As hinted in the previous section, a lot more gaps than simply infrastructure can be filled to produce a compelling urban environment, one where expecting something cool to happen is equivalent to knowing it will indeed happen, by the forces of decentralisation.

On the other end of the spectrum, centralisation and public policies that discourage such public interventions will have the effect of stifling civic expressions and sapping a sense of autonomy and control over one’s own spaces. One example that comes to mind is the recent installation of golden sheets by Priyageetha Dia on a staircase of her HDB, Singapore’s public housing buildings, in an effort to “upgrade” and beautify the concrete block that is ubiquitous to Singapore’s landscape (over 80% of the population lives in one such block, whose designs are heavily standardised), as well as to prompt a conversation on public and private spaces. Unceremoniously, the town council removed the sheets from the staircase, citing the lack of permission for the installation. She reiterated months later by hanging golden sheets reminding of the shape of flags usually hung at HDB’s balconies in the days leading up to August’s national day, which were also removed. The town council later told that it reached out to the artist to work with her, but it remains that the balance between “top-down organisation and bottom-up solutions” is a difficult one to strike.

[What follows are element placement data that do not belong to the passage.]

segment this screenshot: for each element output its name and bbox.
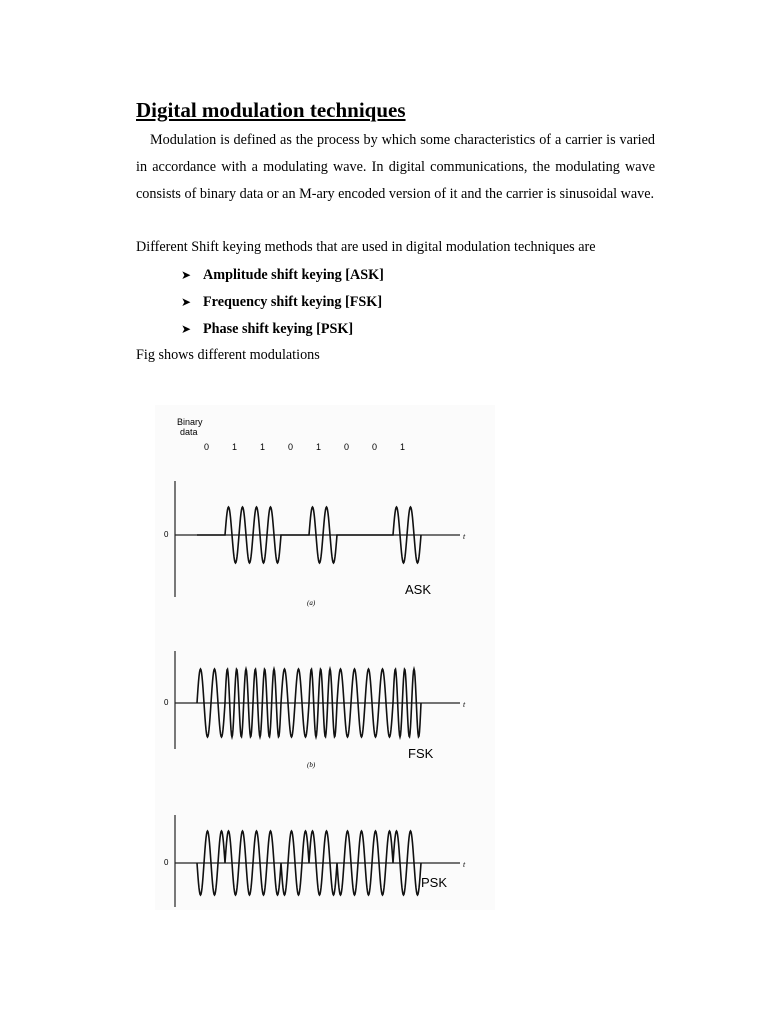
method-label: Amplitude shift keying [ASK]: [203, 267, 384, 283]
arrow-bullet-icon: ➤: [181, 295, 192, 309]
bit-label: 0: [344, 442, 350, 452]
bit-label: 0: [204, 442, 210, 452]
fsk-panel: [164, 651, 466, 769]
ask-time-label: t: [463, 532, 466, 541]
fsk-time-label: t: [463, 700, 466, 709]
binary-label: Binary: [177, 417, 203, 427]
figure-caption: Fig shows different modulations: [136, 347, 320, 363]
psk-time-label: t: [463, 860, 466, 869]
method-label: Phase shift keying [PSK]: [203, 321, 354, 337]
bit-labels: [204, 442, 405, 452]
bit-label: 1: [260, 442, 266, 452]
bit-label: 1: [400, 442, 406, 452]
arrow-bullet-icon: ➤: [181, 268, 192, 282]
psk-panel: [164, 815, 466, 907]
fsk-sublabel: (b): [307, 761, 316, 769]
fsk-label: FSK: [408, 746, 434, 761]
bit-label: 0: [372, 442, 378, 452]
method-item: [181, 289, 384, 316]
ask-label: ASK: [405, 582, 432, 597]
method-item: [181, 262, 384, 289]
page-title: Digital modulation techniques: [136, 98, 406, 122]
modulation-diagram: [155, 405, 495, 910]
psk-label: PSK: [421, 875, 448, 890]
bit-label: 1: [316, 442, 322, 452]
ask-sublabel: (a): [307, 599, 316, 607]
ask-panel: [164, 481, 466, 607]
binary-label-data: data: [180, 427, 198, 437]
method-label: Frequency shift keying [FSK]: [203, 294, 383, 310]
modulation-figure: [155, 405, 495, 910]
methods-intro: Different Shift keying methods that are used in digital modulation techniques are: [136, 239, 596, 255]
bit-label: 0: [288, 442, 294, 452]
arrow-bullet-icon: ➤: [181, 322, 192, 336]
method-item: [181, 316, 384, 343]
psk-zero-label: 0: [164, 858, 169, 867]
methods-list: [181, 262, 384, 343]
bit-label: 1: [232, 442, 238, 452]
intro-paragraph: Modulation is defined as the process by which some characteristics of a carrier is varied in accordance with a modulating wave. In digital communications, the modulating wave consists of binary data or an M-ary encoded version of it and the carrier is sinusoidal wave.: [136, 132, 655, 203]
ask-zero-label: 0: [164, 530, 169, 539]
fsk-zero-label: 0: [164, 698, 169, 707]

Street art or spontaneous installations are one way to fill the gap. Another potent avenue is simply to add a bit of greenery. The benefits are multiple, and in recent years, many cities have developed proactive policies to enroll their residents in these efforts. Paris launched in 2015 the “right to vegetalise”, a permit to obtain allowing you to take care of a little patch of land, while many others have made it possible to install plants on the streets, in public spaces. In the aforementioned Singapore HDBs, some community gardens are tended by the residents and foster social interactions between them.

From the transportation side, new ways of commuting have recently appeared and further decentralised flows in the city. The new ride-hailing and bike-sharing operators offer to fill the gap between your place and a close point of interest — maybe a train station — , that would otherwise be difficult to reach. Decentralisation can induce inefficiency (see the Price of Anarchy), just as many cities have grappled with the problems of oversupply of bicycles or traffic congestion. Now the same cities are looking at ways, more or less restrictive, more or less clever, to introduce a bit of centralisation, perhaps by regulating operators to use a single database of all bicycles and cars and optimise from there. What is clear however is that these innovations, brought by intelligent systems and smartphones, are tipping the scale in unprecedented ways towards decentralised decision-making by citizens and profoundly remodelling the cityscape.

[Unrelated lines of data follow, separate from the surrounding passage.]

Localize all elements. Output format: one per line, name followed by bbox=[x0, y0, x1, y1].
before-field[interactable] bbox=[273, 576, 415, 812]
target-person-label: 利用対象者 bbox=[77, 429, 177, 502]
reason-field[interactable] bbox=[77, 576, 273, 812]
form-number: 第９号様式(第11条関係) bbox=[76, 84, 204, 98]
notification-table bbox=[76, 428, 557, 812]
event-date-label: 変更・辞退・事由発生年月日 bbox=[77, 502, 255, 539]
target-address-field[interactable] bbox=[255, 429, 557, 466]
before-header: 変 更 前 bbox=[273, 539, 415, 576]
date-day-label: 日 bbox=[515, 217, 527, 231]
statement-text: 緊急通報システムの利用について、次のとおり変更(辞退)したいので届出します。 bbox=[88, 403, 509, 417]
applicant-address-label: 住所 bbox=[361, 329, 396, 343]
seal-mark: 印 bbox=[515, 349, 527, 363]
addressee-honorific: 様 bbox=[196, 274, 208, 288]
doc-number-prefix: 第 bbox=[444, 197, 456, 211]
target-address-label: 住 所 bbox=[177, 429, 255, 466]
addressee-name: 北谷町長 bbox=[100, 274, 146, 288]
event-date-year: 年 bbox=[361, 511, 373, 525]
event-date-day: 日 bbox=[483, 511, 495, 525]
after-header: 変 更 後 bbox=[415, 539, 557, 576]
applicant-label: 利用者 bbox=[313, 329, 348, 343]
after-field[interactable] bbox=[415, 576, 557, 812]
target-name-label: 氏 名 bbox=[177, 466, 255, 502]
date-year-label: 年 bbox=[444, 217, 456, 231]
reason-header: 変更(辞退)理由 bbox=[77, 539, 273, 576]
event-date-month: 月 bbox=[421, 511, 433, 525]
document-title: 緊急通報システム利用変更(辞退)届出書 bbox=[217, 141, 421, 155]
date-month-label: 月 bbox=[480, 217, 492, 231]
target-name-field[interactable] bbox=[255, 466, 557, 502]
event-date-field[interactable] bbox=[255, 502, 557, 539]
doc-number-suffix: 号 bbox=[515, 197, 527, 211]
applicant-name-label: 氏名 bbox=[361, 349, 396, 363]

I have argued two things: One, that applying the arguments of efficient markets to urban design yields a novel way to think of well-designed spaces as ones where expectations are self-enforcing. Two, that cities which strike an appropriate balance between public participation and central planning effectively close the gaps that are the precondition to the former arguments. It is worth noting that few economists believe markets are anywhere near the state of efficiency and in a similar vein, that ideal is most likely unattainable in an urban setting. But the intuition it gives carries over and may be useful to interpret why some policies are working and why others aren’t.